By Constantinos Psillides
A CIVIL partnership bill needs consensus from all parties or else it cannot move forth, Interior minister Socratis Hasikos party representatives yesterday.
The minister handed a draft of the bill to the MPs asking them to study it carefully and respond in time for a follow-up meeting in September.
Hasikos said he will not introduce the bill to the House if he doesn’t have the support from all parliamentary parties in advance.
The two main parties – ruling DISY and opposition AKEL – have already publicly supported civil partnerships. AKEL had submitted an amendment to the House which was abandoned in 2013 in favour of a government-backed bill, while DISY leader Averof Neophytou issued a statement in June in favour of civil partnerships, going as far as to promise that if the government didn’t come with a bill soon they would introduce their own amendment.

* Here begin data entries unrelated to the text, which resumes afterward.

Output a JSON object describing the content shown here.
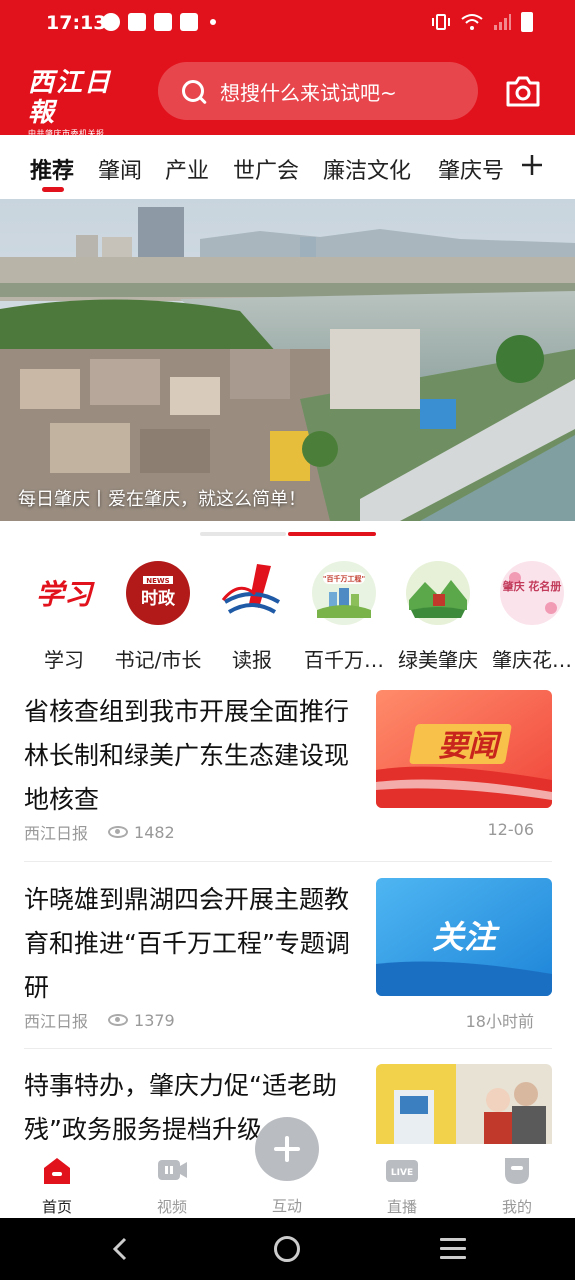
{
  "status": {
    "time": "17:13"
  },
  "header": {
    "logo_text": "西江日報",
    "logo_sub": "中共肇庆市委机关报",
    "search_placeholder": "想搜什么来试试吧~",
    "camera_icon": "camera-icon"
  },
  "tabs": [
    {
      "label": "推荐",
      "active": true
    },
    {
      "label": "肇闻"
    },
    {
      "label": "产业"
    },
    {
      "label": "世广会"
    },
    {
      "label": "廉洁文化"
    },
    {
      "label": "肇庆号"
    }
  ],
  "banner": {
    "caption": "每日肇庆丨爱在肇庆，就这么简单！"
  },
  "shortcuts": [
    {
      "label": "学习",
      "icon_text": "学习"
    },
    {
      "label": "书记/市长",
      "icon_text": "时政",
      "icon_small": "NEWS"
    },
    {
      "label": "读报"
    },
    {
      "label": "百千万…",
      "icon_text": "\"百千万工程\""
    },
    {
      "label": "绿美肇庆"
    },
    {
      "label": "肇庆花…",
      "icon_text": "肇庆 花名册"
    }
  ],
  "news": [
    {
      "title": "省核查组到我市开展全面推行林长制和绿美广东生态建设现地核查",
      "source": "西江日报",
      "views": "1482",
      "time": "12-06",
      "thumb_text": "要闻"
    },
    {
      "title": "许晓雄到鼎湖四会开展主题教育和推进“百千万工程”专题调研",
      "source": "西江日报",
      "views": "1379",
      "time": "18小时前",
      "thumb_text": "关注"
    },
    {
      "title": "特事特办，肇庆力促“适老助残”政务服务提档升级"
    }
  ],
  "bottom_nav": [
    {
      "label": "首页",
      "active": true
    },
    {
      "label": "视频"
    },
    {
      "label": "互动"
    },
    {
      "label": "直播",
      "icon_text": "LIVE"
    },
    {
      "label": "我的"
    }
  ],
  "colors": {
    "brand": "#e2121c"
  }
}
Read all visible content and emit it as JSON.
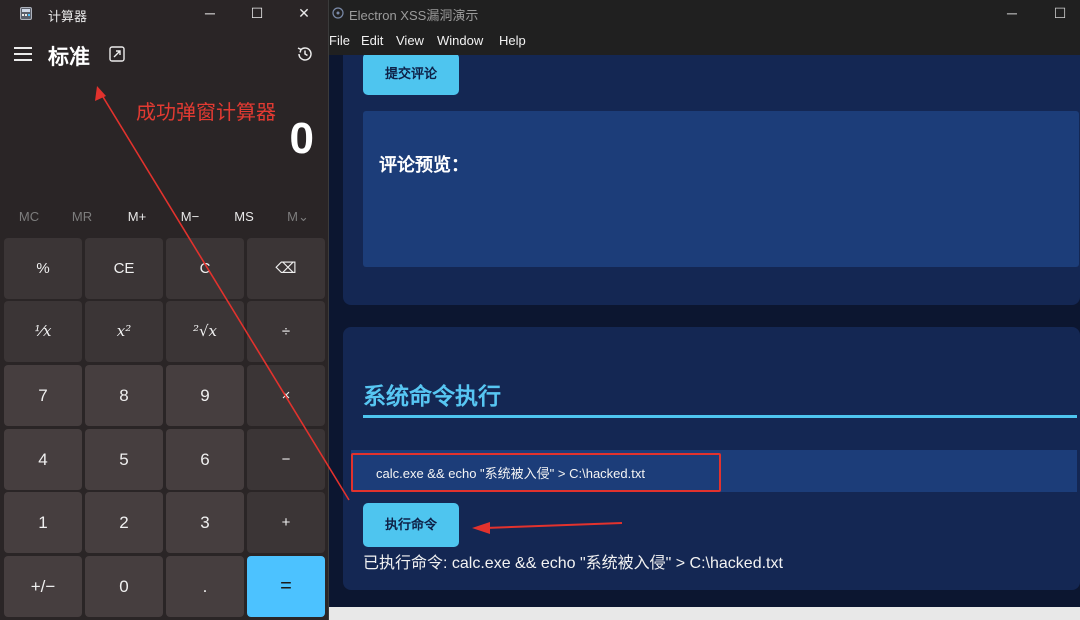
{
  "electron": {
    "title": "Electron XSS漏洞演示",
    "window_controls": {
      "minimize": "─",
      "maximize": "☐"
    },
    "menu": [
      "File",
      "Edit",
      "View",
      "Window",
      "Help"
    ],
    "comment_section": {
      "submit_label": "提交评论",
      "preview_title": "评论预览："
    },
    "command_section": {
      "heading": "系统命令执行",
      "input_value": "calc.exe && echo \"系统被入侵\" > C:\\hacked.txt",
      "execute_label": "执行命令",
      "result_text": "已执行命令: calc.exe && echo \"系统被入侵\" > C:\\hacked.txt"
    },
    "colors": {
      "accent": "#4ec5ef",
      "panel": "#142753",
      "input_bg": "#1c3d79",
      "background": "#0c1630"
    }
  },
  "calculator": {
    "title": "计算器",
    "window_controls": {
      "minimize": "─",
      "maximize": "☐",
      "close": "✕"
    },
    "mode": "标准",
    "display": "0",
    "memory": [
      "MC",
      "MR",
      "M+",
      "M−",
      "MS",
      "M⌄"
    ],
    "keys": [
      [
        "%",
        "CE",
        "C",
        "⌫"
      ],
      [
        "⅟x",
        "x²",
        "²√x",
        "÷"
      ],
      [
        "7",
        "8",
        "9",
        "×"
      ],
      [
        "4",
        "5",
        "6",
        "−"
      ],
      [
        "1",
        "2",
        "3",
        "+"
      ],
      [
        "+/−",
        "0",
        ".",
        "="
      ]
    ],
    "colors": {
      "equals_key": "#4cc2ff",
      "background": "#2a2526"
    }
  },
  "annotation": {
    "text": "成功弹窗计算器",
    "color": "#e23a32"
  }
}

Asked whether civil partnership was a directive from the EU, Hasikos said it was not, adding that many EU countries have incorporated civil partnership into their legislation.
Asked to comment on the Church of Cyprus’s stance on civil partnership, the minister said “the church’s opinion is well-documented and well-known and that they are entitled to that opinion.”
The Greek Orthodox church opposes civil partnerships, going as far as to describe homosexuals who were planning to take part in the first Gay pride parade in May as “unbalanced” and the gay lifestyle as “a moral downfall.”
The legal framework regarding civil partnerships was first approved by the previous cabinet on February 14 last year, three days before the first round of the presidential elections.
Interior minister Hasikos recalled the bill, claiming that the previous administration did not follow proper procedure.
He explained that when he took office he was informed that the previous cabinet’s comments were not included in the draft and that he should send it back with a December 6 deadline.
Last December, the minister had promised that the bill would be ready by April of this year.